Mathijsen heeft het in haar artikel vooral over proza, maar als het om poëzie gaat zijn de problemen nog veel groter. In het voetspoor van Schenkeveld (Schen- | |
| |
keveld-van der Dussen 1999: 390: ‘Voor poëzie gelden aparte wetten’) geeft Mathijsen dat eveneens zelf al aan (Mathijsen 2003: 126): ‘Gedichten hebben hun eigen problemen. Moeten metrum en rijm gehandhaafd blijven, dan zal de hertaler zich in allerlei bochten wringen om de oorspronkelijke betekenis te handhaven. Wat dat betreft staat de hertaler in de zelfde positie als de vertaler en moet hij wel geregeld afwijken van het origineel in de letterlijke betekenis en volgorde.’ De bewoordingen (‘in bochten wringen’, ‘afwijken’) verraden al weinig optimisme over het resultaat. Kan poëzie eigenlijk wel ‘hertaald’ worden? Onze eigen ervaringen met Hooft en Huygens zijn misschien niet eens zo ongunstig (Van Strien 1996, Koppenol 2004) - zeker Huygens' ‘toon van straat’ laat zich soms vrij radicaal omzetten zonder dat de sfeer van het origineel verloren gaat, kennelijk omdat het niet op een woord aankomt. Maar het blijven bewerkingen, en wie de auteurs echt wil leren kennen heeft er niet genoeg aan, terwijl anderzijds een Monumentum-achtige turf veel te veel biedt. En internetbestanden zijn prima voor studiedoeleinden maar ongeschikt voor ‘gewone’ lectuur. Trouwens de specifieke problemen van poëzie zijn ook wel in prozateksten te vinden. Wat te denken van de Nederlandse historiën van Hooft? Een klassiek werk, en ook zo bedoeld: ieder woord, iedere zinswending is daar ‘gezocht’; in een kunstwerk bedoeld voor de eeuwigheid. Wie daaraan gaat sleutelen, laat er niets van heel.
In een ‘klassiekenreeks’ met de pretentie de originele teksten aan te bieden, is hertalen volgens ons dan ook ongewenst.
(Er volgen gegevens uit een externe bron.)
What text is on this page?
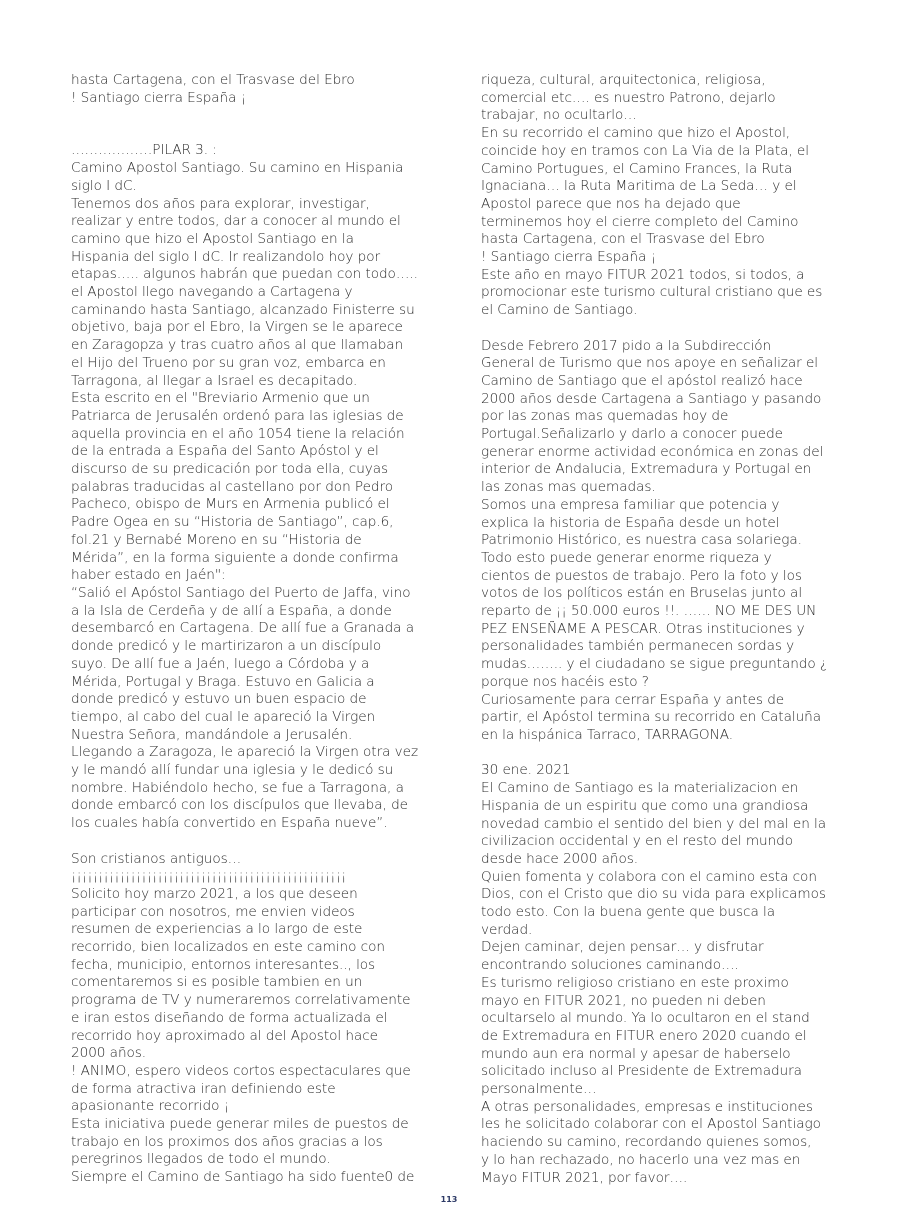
hasta Cartagena, con el Trasvase del Ebro
! Santiago cierra España ¡
………………PILAR 3. :
Camino Apostol Santiago. Su camino en Hispania
siglo I dC.
Tenemos dos años para explorar, investigar,
realizar y entre todos, dar a conocer al mundo el
camino que hizo el Apostol Santiago en la
Hispania del siglo I dC. Ir realizandolo hoy por
etapas….. algunos habrán que puedan con todo…..
el Apostol llego navegando a Cartagena y
caminando hasta Santiago, alcanzado Finisterre su
objetivo, baja por el Ebro, la Virgen se le aparece
en Zaragopza y tras cuatro años al que llamaban
el Hijo del Trueno por su gran voz, embarca en
Tarragona, al llegar a Israel es decapitado.
Esta escrito en el "Breviario Armenio que un
Patriarca de Jerusalén ordenó para las iglesias de
aquella provincia en el año 1054 tiene la relación
de la entrada a España del Santo Apóstol y el
discurso de su predicación por toda ella, cuyas
palabras traducidas al castellano por don Pedro
Pacheco, obispo de Murs en Armenia publicó el
Padre Ogea en su “Historia de Santiago”, cap.6,
fol.21 y Bernabé Moreno en su “Historia de
Mérida”, en la forma siguiente a donde confirma
haber estado en Jaén":
“Salió el Apóstol Santiago del Puerto de Jaffa, vino
a la Isla de Cerdeña y de allí a España, a donde
desembarcó en Cartagena. De allí fue a Granada a
donde predicó y le martirizaron a un discípulo
suyo. De allí fue a Jaén, luego a Córdoba y a
Mérida, Portugal y Braga. Estuvo en Galicia a
donde predicó y estuvo un buen espacio de
tiempo, al cabo del cual le apareció la Virgen
Nuestra Señora, mandándole a Jerusalén.
Llegando a Zaragoza, le apareció la Virgen otra vez
y le mandó allí fundar una iglesia y le dedicó su
nombre. Habiéndolo hecho, se fue a Tarragona, a
donde embarcó con los discípulos que llevaba, de
los cuales había convertido en España nueve”.
Son cristianos antiguos…
¡¡¡¡¡¡¡¡¡¡¡¡¡¡¡¡¡¡¡¡¡¡¡¡¡¡¡¡¡¡¡¡¡¡¡¡¡¡¡¡¡¡¡¡¡¡¡¡¡¡¡
Solicito hoy marzo 2021, a los que deseen
participar con nosotros, me envien videos
resumen de experiencias a lo largo de este
recorrido, bien localizados en este camino con
fecha, municipio, entornos interesantes.., los
comentaremos si es posible tambien en un
programa de TV y numeraremos correlativamente
e iran estos diseñando de forma actualizada el
recorrido hoy aproximado al del Apostol hace
2000 años.
! ANIMO, espero videos cortos espectaculares que
de forma atractiva iran definiendo este
apasionante recorrido ¡
Esta iniciativa puede generar miles de puestos de
trabajo en los proximos dos años gracias a los
peregrinos llegados de todo el mundo.
Siempre el Camino de Santiago ha sido fuente0 de
riqueza, cultural, arquitectonica, religiosa,
comercial etc…. es nuestro Patrono, dejarlo
trabajar, no ocultarlo…
En su recorrido el camino que hizo el Apostol,
coincide hoy en tramos con La Via de la Plata, el
Camino Portugues, el Camino Frances, la Ruta
Ignaciana… la Ruta Maritima de La Seda… y el
Apostol parece que nos ha dejado que
terminemos hoy el cierre completo del Camino
hasta Cartagena, con el Trasvase del Ebro
! Santiago cierra España ¡
Este año en mayo FITUR 2021 todos, si todos, a
promocionar este turismo cultural cristiano que es
el Camino de Santiago.
Desde Febrero 2017 pido a la Subdirección
General de Turismo que nos apoye en señalizar el
Camino de Santiago que el apóstol realizó hace
2000 años desde Cartagena a Santiago y pasando
por las zonas mas quemadas hoy de
Portugal.Señalizarlo y darlo a conocer puede
generar enorme actividad económica en zonas del
interior de Andalucia, Extremadura y Portugal en
las zonas mas quemadas.
Somos una empresa familiar que potencia y
explica la historia de España desde un hotel
Patrimonio Histórico, es nuestra casa solariega.
Todo esto puede generar enorme riqueza y
cientos de puestos de trabajo. Pero la foto y los
votos de los políticos están en Bruselas junto al
reparto de ¡¡ 50.000 euros !!. …… NO ME DES UN
PEZ ENSEÑAME A PESCAR. Otras instituciones y
personalidades también permanecen sordas y
mudas…….. y el ciudadano se sigue preguntando ¿
porque nos hacéis esto ?
Curiosamente para cerrar España y antes de
partir, el Apóstol termina su recorrido en Cataluña
en la hispánica Tarraco, TARRAGONA.
30 ene. 2021
El Camino de Santiago es la materializacion en
Hispania de un espiritu que como una grandiosa
novedad cambio el sentido del bien y del mal en la
civilizacion occidental y en el resto del mundo
desde hace 2000 años.
Quien fomenta y colabora con el camino esta con
Dios, con el Cristo que dio su vida para explicamos
todo esto. Con la buena gente que busca la
verdad.
Dejen caminar, dejen pensar… y disfrutar
encontrando soluciones caminando….
Es turismo religioso cristiano en este proximo
mayo en FITUR 2021, no pueden ni deben
ocultarselo al mundo. Ya lo ocultaron en el stand
de Extremadura en FITUR enero 2020 cuando el
mundo aun era normal y apesar de haberselo
solicitado incluso al Presidente de Extremadura
personalmente…
A otras personalidades, empresas e instituciones
les he solicitado colaborar con el Apostol Santiago
haciendo su camino, recordando quienes somos,
y lo han rechazado, no hacerlo una vez mas en
Mayo FITUR 2021, por favor….
113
De consequenties van herspellen en opnieuw interpungeren daarentegen zijn veel minder groot, terwijl veel teksten daarmee toch zonder meer een stuk toegankelijker worden. Herspellen is volgens ons beslist meer dan ‘slechts een lapmiddel, dat slechts een heel marginaal toegankelijkheidsprobleem oplost’ (Mathijsen 2003: 125). Het kan wel degelijk helderheid scheppen. Natuurlijk geeft ick voor ik geen problemen, maar hoeveel lezers zullen niet de neiging hebben Hoofts boulant te willen lezen als een Frans woord? Herspellen in bouwland scheelt een stuk. Wel is er een grensgebied waar herspellen en hertalen in elkaar overlopen, en waar de editeur volgens ons niet al te angstvallig hoeft te opereren. In het vervolg van dit artikel willen we een en ander demonstreren aan de hand van ons werk aan de editie van Hoofts lyriek, te verschijnen in de Delta-reeks. Ook doen we nog wat nadere suggesties die bij het maken van ‘publieksuitgaven’ van nut kunnen zijn.
| |
3 Herspellen in de praktijk: Hoofts lyriek
De jongste volledige uitgave van de lyrische poëzie van Hooft verscheen nu tien jaar geleden (Tuynman-van der Stroom 1994). Het is een editie naar Hoofts eigen handschriften (en in een enkel geval naar een contemporaine gedrukte bron) en voldoet in dat opzicht ongetwijfeld aan de hoogste eisen van filologische betrouwbaarheid. Ze bevat echter nagenoeg geen commentaar; afgezien van wat daarvan in het deel met aantekeningen en ‘addenda en corrigenda’ geboden wordt; dat betreft echter zelden toelichtingen van inhoudelijke aard. Voor een complete uitgave met commentaar is men dan ook nog steeds aangewezen op deel 1 van de editie Leendertz-Stoett uit 1899. Feitelijk betekent dat dat een leeseditie van ‘de gedichten van Hooft’ tegenwoordig niet voorhanden is. Het spreekt vanzelf dat
| |
| |
de (vrij talrijke) bloemlezingen die na Leenderts-Stoett zijn verschenen (de meest recente in de Griffioen-reeks, 2004) niet in deze lacune voorzien.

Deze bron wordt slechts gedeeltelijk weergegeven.